Further results showed that bodily sensation, especially in the Upper Torso area, also has influence on emotional experience. In terms of valence, within participants with high Sensory Sensitivity, those who experienced Upper Torso sensation felt (1) higher valence in sound sequences with higher Local and higher Global Complexity and (2) significantly decreased valence difference between low Local x high Global and high Local x high Global Complexity sequences, whereas those who did not experience Upper Torso sensation felt (1) higher valence in sound sequences with lower Local and higher Global Complexity and (2) significantly increased valence difference between low Local x high Global and high Local x high Global Complexity sequences. In terms of arousal, within the low Sensation Seeking group, participants who experienced Upper Torso sensation exhibited a significantly greater decrease in arousal as the sound sequences’ Global Complexity Level increased. These results indicate that an interplay of the sound sequence’s hierarchical structure (Local and Global), listener’s sensory processing pattern (Sensory Sensitivity and Sensation Seeking), and presence of Upper Torso sensation leads to different outcomes in emotional experience (valence or arousal). The results also suggest that the Upper Torso area may be a key body area in auditory-induced emotional experience.

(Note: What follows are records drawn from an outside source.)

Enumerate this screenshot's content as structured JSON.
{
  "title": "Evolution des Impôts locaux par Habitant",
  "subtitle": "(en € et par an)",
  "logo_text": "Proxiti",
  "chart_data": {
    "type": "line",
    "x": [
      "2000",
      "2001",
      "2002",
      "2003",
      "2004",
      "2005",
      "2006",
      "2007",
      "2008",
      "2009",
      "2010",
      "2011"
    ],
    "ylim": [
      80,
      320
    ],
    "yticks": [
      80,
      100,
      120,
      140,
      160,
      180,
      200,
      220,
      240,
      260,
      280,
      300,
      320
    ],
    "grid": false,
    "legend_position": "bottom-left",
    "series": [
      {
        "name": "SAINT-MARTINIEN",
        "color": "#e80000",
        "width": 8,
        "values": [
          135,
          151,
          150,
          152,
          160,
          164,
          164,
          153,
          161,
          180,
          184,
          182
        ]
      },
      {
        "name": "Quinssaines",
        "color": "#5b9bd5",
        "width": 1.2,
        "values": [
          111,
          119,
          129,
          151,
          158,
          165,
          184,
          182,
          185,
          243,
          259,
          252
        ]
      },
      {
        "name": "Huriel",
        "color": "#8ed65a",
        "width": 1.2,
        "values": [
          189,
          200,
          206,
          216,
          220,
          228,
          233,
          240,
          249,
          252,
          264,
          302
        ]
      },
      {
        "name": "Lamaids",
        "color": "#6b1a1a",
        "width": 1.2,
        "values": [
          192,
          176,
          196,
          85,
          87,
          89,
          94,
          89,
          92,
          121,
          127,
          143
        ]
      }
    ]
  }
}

The results also suggest that the AASP sensory processing patterns overlap with autistic traits and intolerance of uncertainty, both of which have been linked to hierarchical structures, as mentioned earlier. Furthermore, the results indicate that the AASP sensory processing patterns capture Sensation Seeking traits, which were not reflected in the AQ scores but are known to be frequently observed in individuals with ASD (MacLennan et al., 2022). Therefore, the AASP sensory processing patterns can be considered to adequately capture listener features that are closely related to hierarchical syntactic structures.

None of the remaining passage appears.